05.09
Namwoo pov
- Pilnujcie jej cały czas. Chociaż byłaby już spóźniona na zajęcia to nigdy nie wiadomo co wymyśli. - powiedziałem. - A i od czasu do czasu pilnujcie balkonu. Tamtędy też mogłaby wyjść.
- Dlaczego każe nam pan pilnować córki zwykłej pomocy domowej? I bez przesady z tym balkonem. To chyba nie jest możliwe. - odpowiedział Seogi.
- Seogi. To nie jest córka zwykłej pomocy domowej. Dla was jest panienką tak samo jak moja siostra. Rozumiemy się?
Obydwoje od razu kiwnęli twierdząco głową. Wiedzieli, że jeśli mówię o czymś do jednego z nich to ten drugi też zobowiązany jest posłuchać.
- Co do balkonu. Mijin ostatnio jest lekko nerwowa, więc byłaby do tego zdolna. - uśmiechnąłem się.
- Rozumiemy. - powiedzieli oboje.
- Dobrze. Idźcie już. - machnąłem ręką.
Mężczyźni od razu udali się w stronę pokoju dziewczyny, a ja ruszyłem w stronę wyjścia z domu.
Wyszedłem na zewnątrz i stanąłem obok Taejoona, który jak zwykle opierał się o auto.
- Myślisz, że dadzą sobie z nią radę? - odezwał się.
- Szczerze nie mam pojęcia. Po wczorajszej akcji sam nie wiem co myśleć. - westchnąłem.
- Szkoda, że tego nie widziałeś. Ten moment, gdy mała kobietka daje z liścia jakiemuś gorylowi z ochrony. To było piękne. - zaśmiał się.

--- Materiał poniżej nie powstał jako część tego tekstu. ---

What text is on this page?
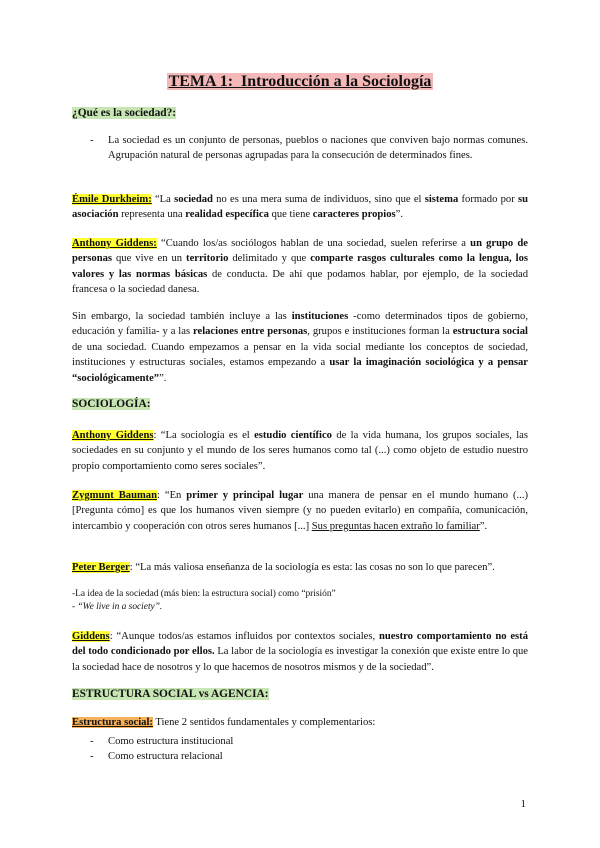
TEMA 1: Introducción a la Sociología
¿Qué es la sociedad?:
- La sociedad es un conjunto de personas, pueblos o naciones que conviven bajo normas comunes. Agrupación natural de personas agrupadas para la consecución de determinados fines.
Émile Durkheim: “La sociedad no es una mera suma de individuos, sino que el sistema formado por su asociación representa una realidad específica que tiene caracteres propios”.
Anthony Giddens: “Cuando los/as sociólogos hablan de una sociedad, suelen referirse a un grupo de personas que vive en un territorio delimitado y que comparte rasgos culturales como la lengua, los valores y las normas básicas de conducta. De ahí que podamos hablar, por ejemplo, de la sociedad francesa o la sociedad danesa.
Sin embargo, la sociedad también incluye a las instituciones -como determinados tipos de gobierno, educación y familia- y a las relaciones entre personas, grupos e instituciones forman la estructura social de una sociedad. Cuando empezamos a pensar en la vida social mediante los conceptos de sociedad, instituciones y estructuras sociales, estamos empezando a usar la imaginación sociológica y a pensar “sociológicamente””.
SOCIOLOGÍA:
Anthony Giddens: “La sociología es el estudio científico de la vida humana, los grupos sociales, las sociedades en su conjunto y el mundo de los seres humanos como tal (...) como objeto de estudio nuestro propio comportamiento como seres sociales”.
Zygmunt Bauman: “En primer y principal lugar una manera de pensar en el mundo humano (...) [Pregunta cómo] es que los humanos viven siempre (y no pueden evitarlo) en compañía, comunicación, intercambio y cooperación con otros seres humanos [...] Sus preguntas hacen extraño lo familiar”.
Peter Berger: “La más valiosa enseñanza de la sociología es esta: las cosas no son lo que parecen”.
-La idea de la sociedad (más bien: la estructura social) como “prisión”
- “We live in a society”.
Giddens: “Aunque todos/as estamos influidos por contextos sociales, nuestro comportamiento no está del todo condicionado por ellos. La labor de la sociología es investigar la conexión que existe entre lo que la sociedad hace de nosotros y lo que hacemos de nosotros mismos y de la sociedad”.
ESTRUCTURA SOCIAL vs AGENCIA:
Estructura social: Tiene 2 sentidos fundamentales y complementarios:
- Como estructura institucional
- Como estructura relacional
1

- To fakt. Żałuję. - zaśmiałem się. - Nie podoba mi się to, że Seogi przerzucił ją przez ramię. Ona miała spódniczkę.
- Spokojnie. Nadzorowałem wszystko. - powiedział od razu.
- Właśnie się przyznałeś, że patrzyłeś się tam gdzie nie powinieneś. - stwierdziłem poważnie.
- To nie tak. - mężczyzna podniósł ręce w geście obronnym. - Serio ja...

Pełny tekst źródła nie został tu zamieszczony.